SEE talks deep with BINQ

In this edition, we talk deep with Jacob from BINQ.

Q1: Who is responsible for the creation of a sustainable building – the building owner or the building industry?

The building industry absolutely. Building owners should have experts and resources available to be able to make better informed decisions regarding building sustainably. How can owners be expected to build sustainably when the supply or experts aren’t available?

Q2: Comment on the following: Sustainability is still relatively young in Australia, whereby we don’t know what our individual or collective role is to achieve it.

The building industry as a whole is behind the eight ball with sustainability. We lack local experts and supply. If we are to become more focused and more effective in our approach to building sustainably then this needs to be spear headed by industry experts and those wanting and willing to make our building industry better. If we don’t see that it’s possible then we don’t even start looking for the solution.

Q3: Regulation, standardisation of energy efficiency plus innovation of new materials and building systems have been positive drivers changing our old school ways of constructing buildings. Are we ready now to up the ante to provide the best sustainable outcome, inside and out? Who and what will it take?

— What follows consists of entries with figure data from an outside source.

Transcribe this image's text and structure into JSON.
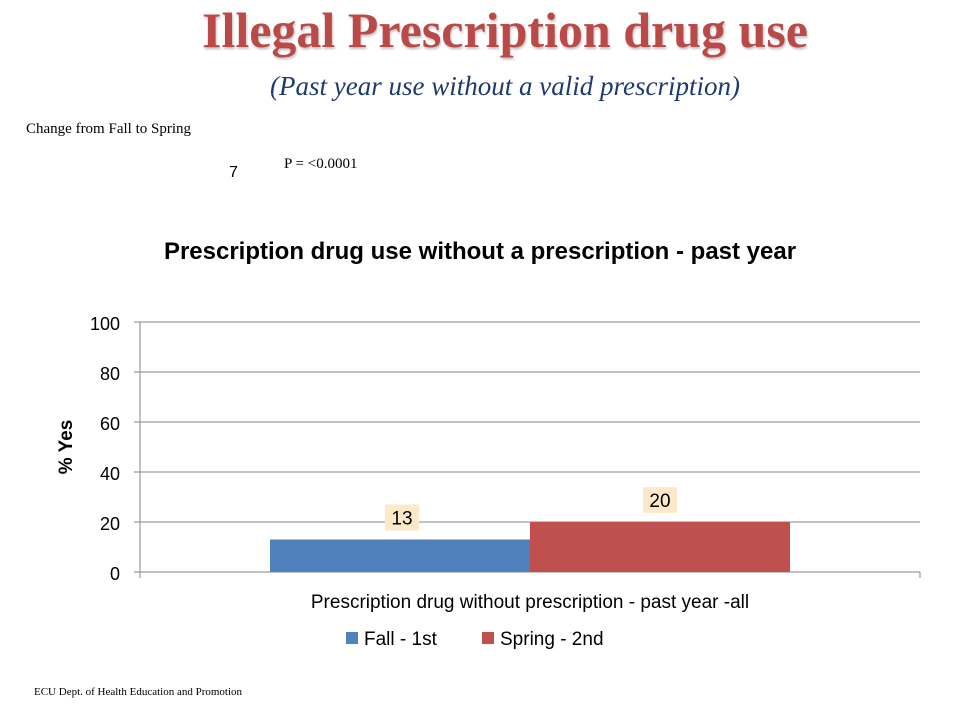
{
  "slide": {
    "title": "Illegal Prescription drug use",
    "subtitle": "(Past year use without a valid prescription)",
    "change_label": "Change  from Fall to Spring",
    "change_value": "7",
    "p_value": "P = <0.0001",
    "footer": "ECU Dept. of Health Education and Promotion"
  },
  "colors": {
    "title": "#b94a48",
    "subtitle": "#1f3b6b",
    "fall": "#4f81bd",
    "spring": "#c0504d",
    "data_label_bg": "#fde9c9"
  },
  "chart_data": {
    "type": "bar",
    "title": "Prescription drug use without a prescription - past year",
    "xlabel": "",
    "ylabel": "% Yes",
    "ylim": [
      0,
      100
    ],
    "yticks": [
      "0",
      "20",
      "40",
      "60",
      "80",
      "100"
    ],
    "grid": true,
    "legend_position": "bottom",
    "categories": [
      "Prescription drug without prescription - past year -all"
    ],
    "series": [
      {
        "name": "Fall - 1st",
        "values": [
          13
        ],
        "color": "#4f81bd"
      },
      {
        "name": "Spring - 2nd",
        "values": [
          20
        ],
        "color": "#c0504d"
      }
    ]
  }
}
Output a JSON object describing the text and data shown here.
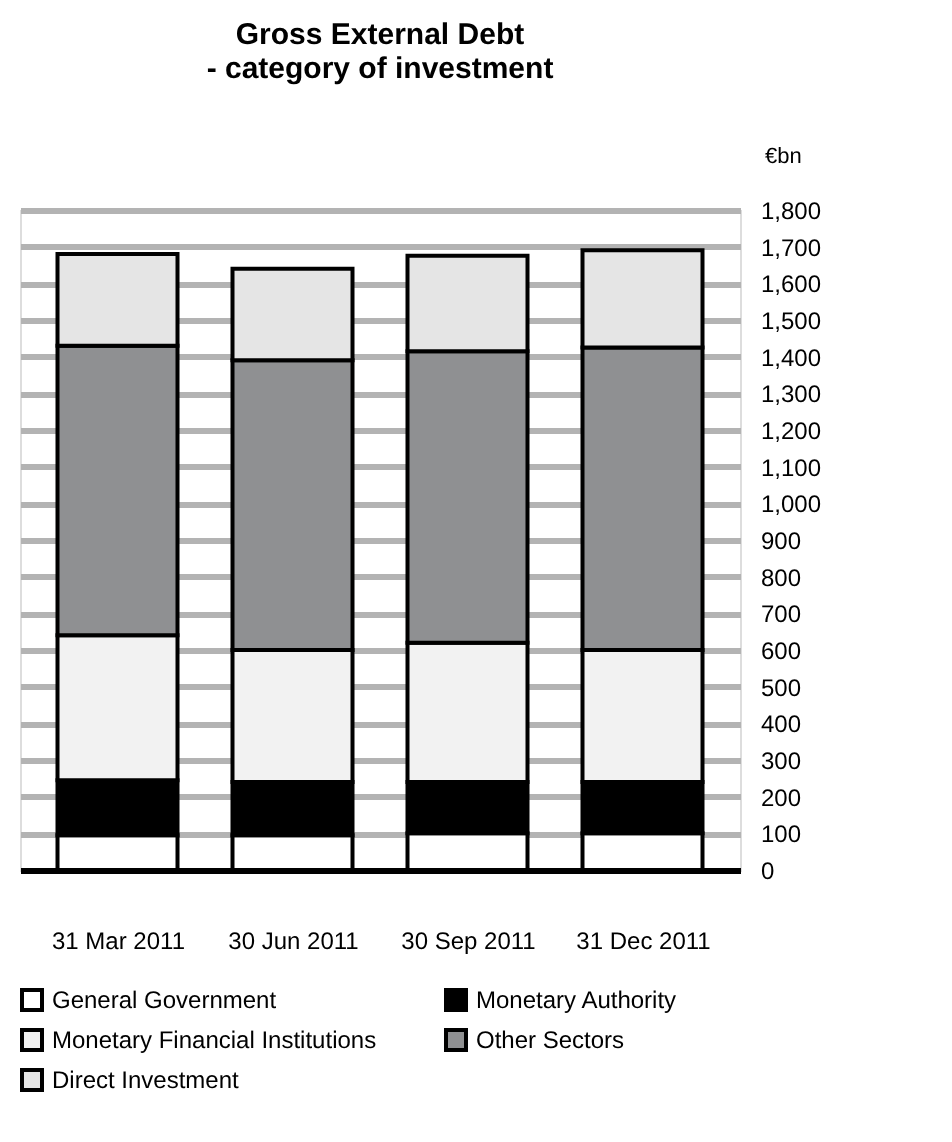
{
  "chart_data": {
    "type": "bar",
    "stacked": true,
    "title": [
      "Gross External Debt",
      "- category of investment"
    ],
    "ylabel": "€bn",
    "categories": [
      "31 Mar 2011",
      "30 Jun 2011",
      "30 Sep  2011",
      "31 Dec 2011"
    ],
    "series": [
      {
        "name": "General Government",
        "color": "#ffffff",
        "values": [
          95,
          95,
          100,
          100
        ]
      },
      {
        "name": "Monetary Authority",
        "color": "#000000",
        "values": [
          150,
          145,
          140,
          140
        ]
      },
      {
        "name": "Monetary Financial Institutions",
        "color": "#f2f2f2",
        "values": [
          395,
          360,
          380,
          360
        ]
      },
      {
        "name": "Other Sectors",
        "color": "#8f9092",
        "values": [
          790,
          790,
          795,
          825
        ]
      },
      {
        "name": "Direct Investment",
        "color": "#e5e5e5",
        "values": [
          250,
          250,
          260,
          265
        ]
      }
    ],
    "ylim": [
      0,
      1800
    ],
    "yticks": [
      0,
      100,
      200,
      300,
      400,
      500,
      600,
      700,
      800,
      900,
      {
        "value": 1000,
        "label": "1,000"
      },
      {
        "value": 1100,
        "label": "1,100"
      },
      {
        "value": 1200,
        "label": "1,200"
      },
      {
        "value": 1300,
        "label": "1,300"
      },
      {
        "value": 1400,
        "label": "1,400"
      },
      {
        "value": 1500,
        "label": "1,500"
      },
      {
        "value": 1600,
        "label": "1,600"
      },
      {
        "value": 1700,
        "label": "1,700"
      },
      {
        "value": 1800,
        "label": "1,800"
      }
    ],
    "grid": "y",
    "legend": "bottom"
  }
}
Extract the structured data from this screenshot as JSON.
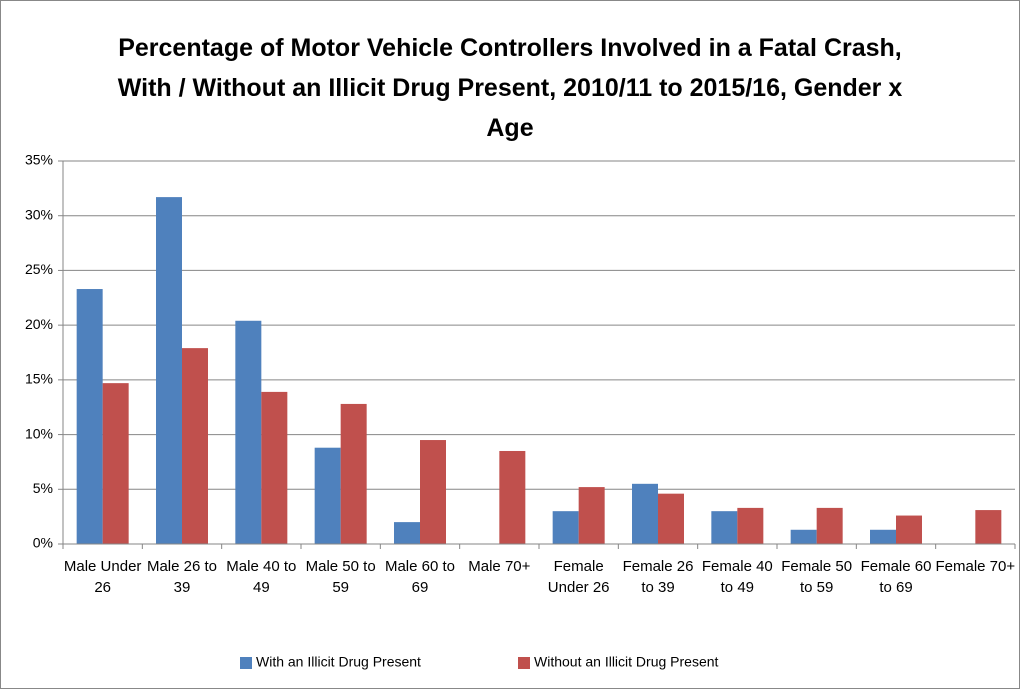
{
  "chart_data": {
    "type": "bar",
    "title": "Percentage of Motor Vehicle Controllers Involved in a Fatal Crash, With / Without an Illicit Drug Present, 2010/11 to 2015/16, Gender x Age",
    "categories": [
      "Male Under 26",
      "Male 26 to 39",
      "Male 40 to 49",
      "Male 50 to 59",
      "Male 60 to 69",
      "Male 70+",
      "Female Under 26",
      "Female 26 to 39",
      "Female 40 to 49",
      "Female 50 to 59",
      "Female 60 to 69",
      "Female 70+"
    ],
    "series": [
      {
        "name": "With an Illicit Drug Present",
        "color": "#4f81bd",
        "values": [
          23.3,
          31.7,
          20.4,
          8.8,
          2.0,
          0,
          3.0,
          5.5,
          3.0,
          1.3,
          1.3,
          0
        ]
      },
      {
        "name": "Without an Illicit Drug Present",
        "color": "#c0504d",
        "values": [
          14.7,
          17.9,
          13.9,
          12.8,
          9.5,
          8.5,
          5.2,
          4.6,
          3.3,
          3.3,
          2.6,
          3.1
        ]
      }
    ],
    "ylim": [
      0,
      35
    ],
    "yticks": [
      {
        "value": 0,
        "label": "0%"
      },
      {
        "value": 5,
        "label": "5%"
      },
      {
        "value": 10,
        "label": "10%"
      },
      {
        "value": 15,
        "label": "15%"
      },
      {
        "value": 20,
        "label": "20%"
      },
      {
        "value": 25,
        "label": "25%"
      },
      {
        "value": 30,
        "label": "30%"
      },
      {
        "value": 35,
        "label": "35%"
      }
    ],
    "grid": true,
    "legend": "bottom"
  }
}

I think Australians are yearning for better buildings. We have such a high standard of living on a world scale, yet our buildings are well below our nations peers. Australia has the highest sales per capita of AMG Mercedes. What does that tell you? We as a nation have the money and are willing to spend it on a quality product. But in the building industry, that product must first be made available. We need to rethink our approach to buildings. Rather than looking at more energy efficient consumption, we should be intently focused on not using the energy in the first place. This will only be driven by company owners, architects, industry bodies and government legislation. The demand is already there from a consumers perspective, it’s just that the product isn’t readily available yet.